Piano Trio No.5 in b minor, Op.46
Fesca’s Piano Trio No.5 in b minor dates from 1845. Its wonderful melodies are without doubt its most striking feature. The opening movement, an Allegro molto con spirito, is particularly impressive by virtue of its Andante con sentimento introduction in the major creating the mood of a barcarolle. This gives way to an exciting and hard driving series of themes in the minor. The second movement, Andante cantabile, Fesca calls a Romance. And, indeed, the music is so romantically charged that Schumann warned Fesca to “watch out for the longing glances of smitten lady admirers.” Next comes a Scherzo, allegro moderato. This begins with a series of double stops in the cello giving the music the flavor of a rustic folk dance with bagpipe. The trio section is lighter. The finale, another Allegro moderato is in four sections without development. Throughout, the composer’s gift for beautiful melodies is clearly on display.
Alexander Ernst Fesca (1820-1849) was born in the German city of Karlsruhe where his father Friedrich Ernst Fesca, also a composer, was serving as music director of the Ducal Court Orchestra of Baden. Fesca received his first lessons from his father and was considered a prodigy on the piano. He attended the Prussian Royal Conservatory in Berlin where he graduated with a degree in composition at the young age of 14 after which he enjoyed a career as a pianist and music director. Though he did not live very long, he composed a considerable amount of music. His chamber music includes six piano trios, two piano quartets and two septets for piano, winds and strings.

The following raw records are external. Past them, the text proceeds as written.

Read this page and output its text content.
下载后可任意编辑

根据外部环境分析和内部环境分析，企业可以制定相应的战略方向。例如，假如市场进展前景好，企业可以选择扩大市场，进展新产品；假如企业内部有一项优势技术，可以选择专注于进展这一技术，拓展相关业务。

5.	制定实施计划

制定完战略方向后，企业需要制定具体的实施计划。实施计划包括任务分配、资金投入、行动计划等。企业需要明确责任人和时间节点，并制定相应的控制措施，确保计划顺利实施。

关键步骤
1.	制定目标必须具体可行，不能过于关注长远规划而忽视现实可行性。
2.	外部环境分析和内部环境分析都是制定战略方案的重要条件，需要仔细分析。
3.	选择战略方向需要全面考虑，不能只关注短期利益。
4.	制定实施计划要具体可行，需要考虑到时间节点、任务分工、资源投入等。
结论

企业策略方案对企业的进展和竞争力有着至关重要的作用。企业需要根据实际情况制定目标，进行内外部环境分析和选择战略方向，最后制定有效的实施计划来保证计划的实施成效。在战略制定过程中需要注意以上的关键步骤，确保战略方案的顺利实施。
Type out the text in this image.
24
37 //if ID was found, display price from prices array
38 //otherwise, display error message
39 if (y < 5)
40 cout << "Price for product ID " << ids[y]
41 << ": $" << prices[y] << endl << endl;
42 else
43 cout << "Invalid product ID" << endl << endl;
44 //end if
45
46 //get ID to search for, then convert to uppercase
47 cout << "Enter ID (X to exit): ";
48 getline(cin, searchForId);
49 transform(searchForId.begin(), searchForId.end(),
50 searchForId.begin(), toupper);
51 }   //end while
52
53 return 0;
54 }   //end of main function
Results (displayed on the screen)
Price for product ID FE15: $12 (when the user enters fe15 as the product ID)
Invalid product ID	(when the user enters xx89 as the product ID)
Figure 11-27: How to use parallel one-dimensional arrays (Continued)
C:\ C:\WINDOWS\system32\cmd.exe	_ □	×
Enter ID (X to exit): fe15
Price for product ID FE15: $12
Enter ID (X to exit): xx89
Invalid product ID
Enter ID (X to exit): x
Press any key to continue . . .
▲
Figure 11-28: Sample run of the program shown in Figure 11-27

Writing of Alexander Fesca’s Piano Trios in his Handbook for Piano Trio Players, the famed critic Wilhelm Altmann states “Alexander Fesca’s six piano trios will always a warm place in the hearts of chamber music afficionados.” We have reprinted the second edition dating from 1856. The piano part is not a piano score but just the piano part, however we have added rehearsal letters to aid performance. This is a fine work deserving of both concert performance and a place on the stands of amateurs.